Francine Mestrum has worked as a conference interpreter at several European institutions. At the age of 40, she decided to return to university (Université Libre de Bruxelles) and earned her PhD in development cooperation with an analysis of the international discourse on poverty. She has also worked at several Belgian universities as a guest lecturer.
In her work for the European institutions, she acquired a thorough knowledge of the mechanisms of making policies and of inter-institutional dynamics. This was an important stepping stone towards her research on international institutions.
Her current research is focused on the social dimension of globalization, poverty, inequality, social protection, public services, and gender, looking each time at the meanings and the semantic dynamic of concepts and words. She has continued to closely watch the social dimension of the Bretton Woods policies, the way in which their discourse adjusts to the needs of the time, mostly eroding the meaning of ‘development’.
She also works on a ‘social commons, ’ a concept allowing for a common, active, and participatory approach to economic and social rights and hence citizenship. From there, the road to ‘global commons’ with universal social dividends is a short one. She actively supports all research and ideas concerning new internationalism and multilateralism.
Francine has abundant practical experience with educational programs in many areas of the world, particularly Asia, Africa, and Latin America. For 20 years, she was an active member of the International Council of the World Social Forum and was also a part of the International Organising Committee of the Asia Europe People’s Forum, in which she was co-responsible for the social justice cluster. In this context, she has organized webinars on social issues that were linked to environmental justice and peace. She has also worked on an initiative for the renewal of the World Social Forum along with Boaventura de Sousa Santos and Roberto Savio, which ultimately allowed for the creation of a separate and autonomous ‘Global Social Assembly of Struggles and Resistance of the WSF’.
She is the founder of the global network of Global Social Justice, for which she publishes a monthly newsletter, and a member of the Global Coalition for Social Protection Floors.
She was a member of the board of CETRI (Centre Tricontinental), an NGO that was founded by François Houtart, in Louvain-la-Neuve. CETRI does research on North-South relationships, giving a voice to people and movements from the South.
She is also a member of the editorial board of Uitpers (www.uitpers.be), an e-zine on foreign relations where she mainly writes on Latin America, Europe, development, and international organisations.
She wrote several books in Dutch, French, and English on the subjects of development, the World Bank, poverty, inequality, and social commons. One of her recent books is titled Redefining the Social Justice Agenda—voices from Europe and Asia, in collaboration with Meena Menon, which was published by Palgrave in 2021.
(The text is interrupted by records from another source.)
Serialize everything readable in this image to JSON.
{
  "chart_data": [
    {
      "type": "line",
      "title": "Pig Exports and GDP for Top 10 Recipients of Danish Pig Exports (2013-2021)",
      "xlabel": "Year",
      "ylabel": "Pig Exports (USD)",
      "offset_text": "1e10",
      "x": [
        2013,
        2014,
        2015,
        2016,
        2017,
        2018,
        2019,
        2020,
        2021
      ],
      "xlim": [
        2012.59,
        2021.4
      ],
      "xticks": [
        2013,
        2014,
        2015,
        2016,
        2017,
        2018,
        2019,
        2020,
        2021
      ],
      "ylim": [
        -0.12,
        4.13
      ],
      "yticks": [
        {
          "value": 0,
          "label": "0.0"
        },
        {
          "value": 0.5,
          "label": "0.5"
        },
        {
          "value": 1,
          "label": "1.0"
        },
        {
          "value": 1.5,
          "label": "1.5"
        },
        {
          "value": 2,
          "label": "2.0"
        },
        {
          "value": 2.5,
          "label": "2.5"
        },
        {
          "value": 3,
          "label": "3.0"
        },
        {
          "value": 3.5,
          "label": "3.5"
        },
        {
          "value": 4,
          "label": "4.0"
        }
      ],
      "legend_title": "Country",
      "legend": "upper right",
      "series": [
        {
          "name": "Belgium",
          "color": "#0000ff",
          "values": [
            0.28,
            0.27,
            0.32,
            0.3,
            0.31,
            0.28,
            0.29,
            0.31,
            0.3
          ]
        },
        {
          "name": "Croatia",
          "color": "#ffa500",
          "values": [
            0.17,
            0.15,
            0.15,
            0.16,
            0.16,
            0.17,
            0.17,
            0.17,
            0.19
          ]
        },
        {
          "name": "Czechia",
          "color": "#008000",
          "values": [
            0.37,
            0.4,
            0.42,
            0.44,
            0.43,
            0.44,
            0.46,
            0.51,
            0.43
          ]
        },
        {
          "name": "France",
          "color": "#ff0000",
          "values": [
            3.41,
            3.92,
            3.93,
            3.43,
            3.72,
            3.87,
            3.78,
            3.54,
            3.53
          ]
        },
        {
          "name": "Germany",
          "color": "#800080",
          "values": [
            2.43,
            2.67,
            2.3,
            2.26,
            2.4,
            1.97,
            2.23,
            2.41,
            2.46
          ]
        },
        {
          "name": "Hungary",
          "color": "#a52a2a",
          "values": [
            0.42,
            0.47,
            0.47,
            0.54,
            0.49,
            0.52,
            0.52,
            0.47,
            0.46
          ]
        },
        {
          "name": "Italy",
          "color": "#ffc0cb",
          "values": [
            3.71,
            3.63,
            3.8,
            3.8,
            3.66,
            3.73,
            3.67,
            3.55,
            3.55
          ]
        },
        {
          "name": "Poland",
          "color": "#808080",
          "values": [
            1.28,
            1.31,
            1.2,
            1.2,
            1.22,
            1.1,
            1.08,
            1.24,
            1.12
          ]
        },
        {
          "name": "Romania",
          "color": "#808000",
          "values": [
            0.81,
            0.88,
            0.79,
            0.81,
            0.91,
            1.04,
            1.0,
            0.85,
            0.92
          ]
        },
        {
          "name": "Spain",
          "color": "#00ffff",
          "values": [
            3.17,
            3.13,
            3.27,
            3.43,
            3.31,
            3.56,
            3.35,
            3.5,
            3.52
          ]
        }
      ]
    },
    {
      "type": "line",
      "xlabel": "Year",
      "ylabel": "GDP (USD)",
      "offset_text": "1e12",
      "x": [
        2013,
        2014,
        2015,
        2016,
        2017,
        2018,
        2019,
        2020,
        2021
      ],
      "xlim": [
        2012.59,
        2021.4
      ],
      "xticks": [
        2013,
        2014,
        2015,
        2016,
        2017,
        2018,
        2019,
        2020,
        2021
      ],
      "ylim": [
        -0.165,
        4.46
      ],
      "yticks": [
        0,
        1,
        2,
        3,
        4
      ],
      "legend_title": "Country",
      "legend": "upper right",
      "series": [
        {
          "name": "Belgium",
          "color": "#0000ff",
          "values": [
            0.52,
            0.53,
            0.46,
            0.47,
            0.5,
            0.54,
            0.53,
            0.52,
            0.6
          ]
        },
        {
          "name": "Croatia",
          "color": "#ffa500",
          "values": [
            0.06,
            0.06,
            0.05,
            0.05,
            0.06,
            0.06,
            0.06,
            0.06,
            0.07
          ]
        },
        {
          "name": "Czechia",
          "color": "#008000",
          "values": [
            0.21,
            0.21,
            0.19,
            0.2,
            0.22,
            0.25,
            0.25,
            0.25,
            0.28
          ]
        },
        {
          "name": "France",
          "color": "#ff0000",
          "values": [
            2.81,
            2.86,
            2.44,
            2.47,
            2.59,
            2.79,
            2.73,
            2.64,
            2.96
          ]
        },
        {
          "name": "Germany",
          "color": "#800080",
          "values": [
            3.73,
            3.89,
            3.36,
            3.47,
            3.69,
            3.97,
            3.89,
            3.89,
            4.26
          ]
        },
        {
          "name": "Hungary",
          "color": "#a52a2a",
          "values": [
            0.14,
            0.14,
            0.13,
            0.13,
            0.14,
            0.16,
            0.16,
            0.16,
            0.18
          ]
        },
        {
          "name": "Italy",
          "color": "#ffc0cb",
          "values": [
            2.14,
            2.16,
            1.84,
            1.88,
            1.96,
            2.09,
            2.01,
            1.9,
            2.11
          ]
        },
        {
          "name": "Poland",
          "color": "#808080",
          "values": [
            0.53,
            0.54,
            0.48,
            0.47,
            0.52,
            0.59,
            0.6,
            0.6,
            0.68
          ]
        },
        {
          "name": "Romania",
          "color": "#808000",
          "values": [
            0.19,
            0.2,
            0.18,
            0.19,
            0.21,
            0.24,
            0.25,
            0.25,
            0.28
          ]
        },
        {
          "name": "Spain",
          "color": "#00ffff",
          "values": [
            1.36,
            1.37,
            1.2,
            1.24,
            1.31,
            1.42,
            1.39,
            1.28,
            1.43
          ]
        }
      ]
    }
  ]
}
In 2025, she published the book Make Poverty Illegal, an agenda for social justice in English, Spanish, French, and Dutch. The book gives a short history of social thinking in the past half-century and analyses the new ideas that are now being promoted. They clearly indicate the end of neoliberalism and the emergence of a new era of conservative thinking, with risks for people rendered poor. The ‘multidimensional’ thinking on poverty is an important element in this new ideological shift. Inequality is defined as a more serious and political problem than poverty.
Francine lives in Brussels, Belgium, but spends the cold European winters in the city of eternal spring, Cuernavaca, México.